Read from Google Cloud Storage

TheGoogle Storage IconRead Google Storage从你的谷歌云运营商读取数据Storage account. The operator can be used to load arbitrary file formats, since it only downloads and does not process the files. To process the files you will need to use additional operators such asRead CSV,Read Excel, orRead XML.

Let us start with reading a simplecsvfile from Google Cloud Storage.

  1. Drag aRead Google Storageoperator into theProcess Panel. Select your Google Cloud Storage Connection for theconnection entryparameter from theConnectionsfolder of the repository you stored it in by clicking on therepository chooser iconbutton next to it:

    Alternatively, you can drag the Google Cloud Storage Connection from the repository into theProcess Paneland connect the resulting operator with theRead Google Storage操作符。

  2. Click on thefilechooser buttonfile chooser iconto view the files in your Google Cloud Storage account. Select the file that you want to load and clickFile Chooser IconOpen. Note that you needstorage.buckets.listpermissions on the project to be able to list the buckets and use the file chooser. If you do not have that permission, please type the path from which you want to read directly into the parameter field.

    As mentioned above, theGoogle Storage IconRead Google Storageoperator does not process the contents of the specified file. In our example, we have chosen acsvfile (acomma separated valuesfile). This file type can be processed via theRead CSV操作符。

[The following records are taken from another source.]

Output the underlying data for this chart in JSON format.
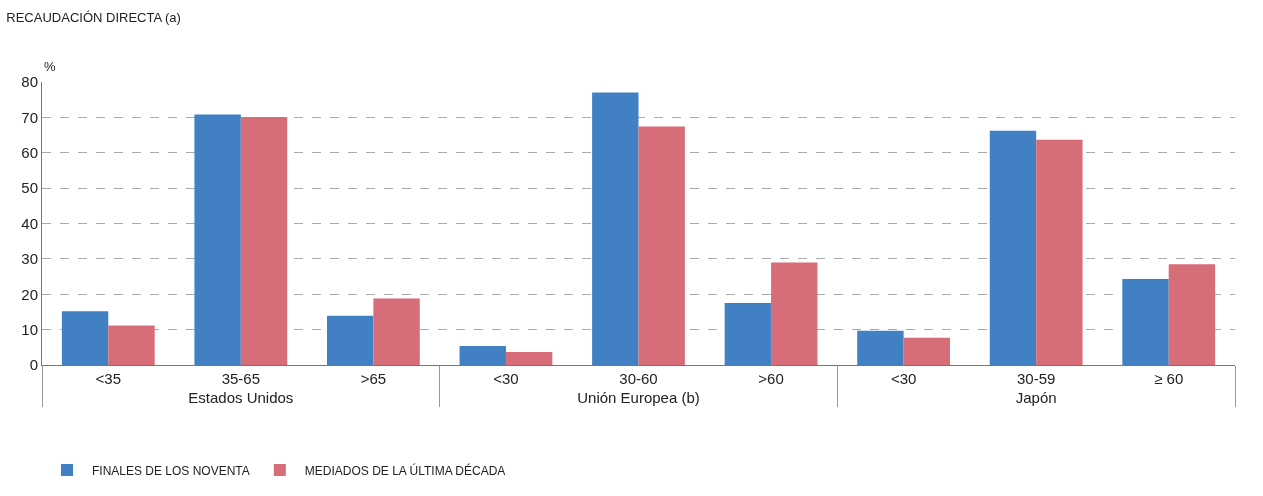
{
  "chart_data": {
    "type": "bar",
    "title": "RECAUDACIÓN DIRECTA (a)",
    "ylabel": "%",
    "categories": [
      "<35",
      "35-65",
      ">65",
      "<30",
      "30-60",
      ">60",
      "<30",
      "30-59",
      "≥ 60"
    ],
    "annotations": [
      "Estados Unidos",
      "Unión Europea (b)",
      "Japón"
    ],
    "series": [
      {
        "name": "FINALES DE LOS NOVENTA",
        "color": "#4180c3",
        "values": [
          15.2,
          70.8,
          13.9,
          5.4,
          77.0,
          17.5,
          9.7,
          66.2,
          24.3
        ]
      },
      {
        "name": "MEDIADOS DE LA ÚLTIMA DÉCADA",
        "color": "#d86d7a",
        "values": [
          11.2,
          70.1,
          18.8,
          3.7,
          67.4,
          29.0,
          7.7,
          63.7,
          28.5
        ]
      }
    ],
    "ylim": [
      0,
      80
    ],
    "yticks": [
      0,
      10,
      20,
      30,
      40,
      50,
      60,
      70,
      80
    ],
    "grid": "y",
    "legend": "bottom left"
  }
}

  3. Add aRead CSVoperator between theGoogle Storage IconRead Google Storageoperator and the result port. You may set the parameters of theRead CSVoperator - such as column separator -, depending on the format of your csv file:

  4. RunRun Processthe process! In the结果perspective, you should see a table containing the rows and columns of your choosen csv file:

You could now use further operators to work with this document, e.g., to determine the commonness of certain events. To write results back to Google Cloud Storage, you can use theGoogle Storage IconWrite Google Storage操作符。It uses the same Connection Type as theGoogle Storage IconRead Google Storageoperator and has a similar interface. You can alsoread from a set of filesin a Google Cloud Storage directory, using theGoogle Storage IconLoop Google Storage操作符。对于这一点,你需要指定connection entryand thefolder, which you want to process, as well the steps of the processing loop with nested operators. For more details read the help of theGoogle Storage IconLoop Google Storage操作符。